Sue's letter had been in my pocket since I collected it yesterday. It's full of loving reproaches for not having written more often. I feel faintly guilty over Lawrence. I write her a long letter, making no mention of him.

Saturday 13 February. Lawrence seems to have taken some of the sparkle with him when he left. I feel bored and dispirited. I must be moving on soon. I do the Hash Run in the late afternoon. I do more expat networking, but meet no-one who wants to drive south with me.

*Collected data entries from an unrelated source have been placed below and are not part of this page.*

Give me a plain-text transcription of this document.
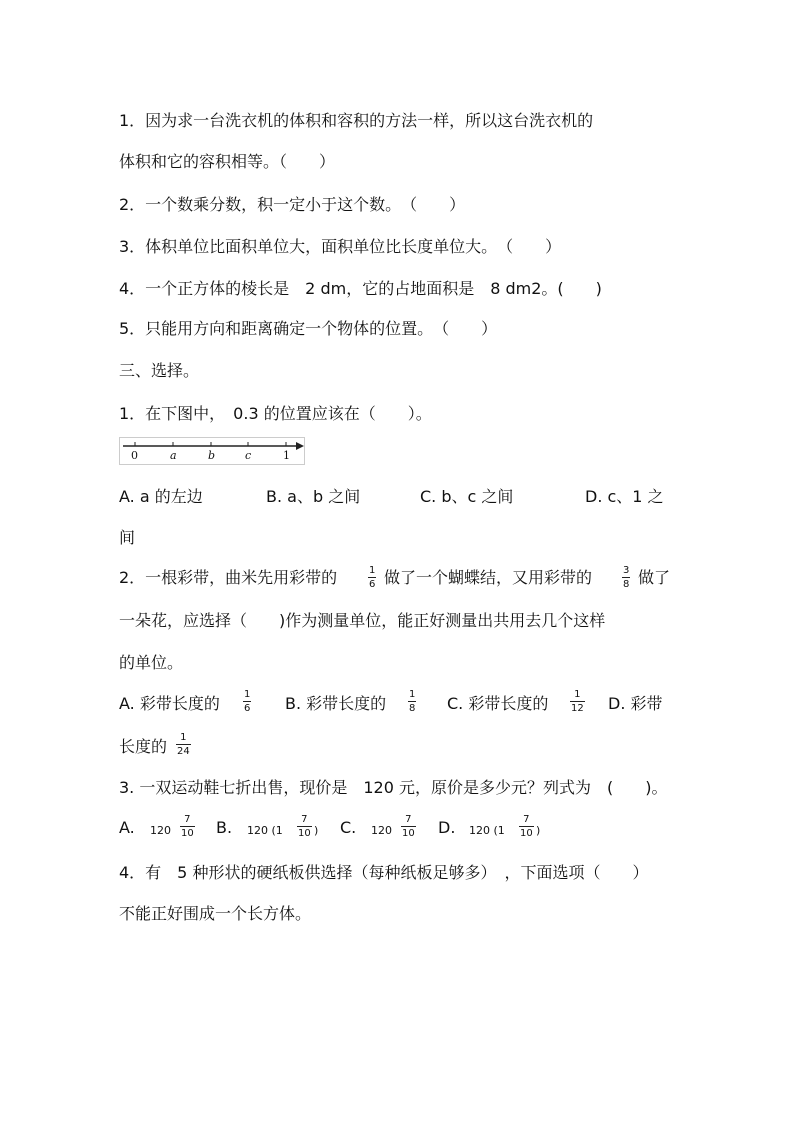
1．因为求一台洗衣机的体积和容积的方法一样，所以这台洗衣机的
体积和它的容积相等。（　　）
2．一个数乘分数，积一定小于这个数。　（　　）
3．体积单位比面积单位大，面积单位比长度单位大。　（　　）
4．一个正方体的棱长是　2 dm，它的占地面积是　8 dm2。(　　)
5．只能用方向和距离确定一个物体的位置。　（　　）
三、选择。
1．在下图中，　0.3 的位置应该在（　　）。
0	a	b	c	1
A. a 的左边	B. a、b 之间	C. b、c 之间	D. c、1 之
间
2．一根彩带，曲米先用彩带的	1
6 做了一个蝴蝶结，又用彩带的	3
8 做了
一朵花，应选择（　　)作为测量单位，能正好测量出共用去几个这样
的单位。
A. 彩带长度的 1
6 B. 彩带长度的 1
8 C. 彩带长度的	1
12 D. 彩带
长度的	1
24
3. 一双运动鞋七折出售，现价是　120 元，原价是多少元？列式为　(　　)。
A. 120
7
10 B. 120 (1
7
10 ) C. 120
7
10 D. 120 (1
7
10 )
4．有　5 种形状的硬纸板供选择（每种纸板足够多）　，下面选项（　　）
不能正好围成一个长方体。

Sunday 14 February. Is it just me, or are Sundays naturally depressing? Unusually for me, I go to the Cathedral for Sung Mattins at 10.00 am. I've got to keep in with God: I will probably need His special protection for the days ahead! I derive more pleasure from the regimental colours and memorials than from the Bishop's sermon, which is boring and unmemorable. Then, feeling in need of a supportive friend, I ring up Lawrence at his London flat. We have an enjoyable chat. He got back okay. He sounds pleased to hear from me.

"I'm missing you, Chum," he says. It is difficult to tell whether that is just Lawrence being charming and polite, or whether he means it. "I'll give you dinner at my club when you get back," he adds.

"Wish me luck," I say to Lawrence.

"I do: you'll need it," he says encouragingly. "See you later this year."

I shall leave tomorrow unless something momentous happens to make me change my plans.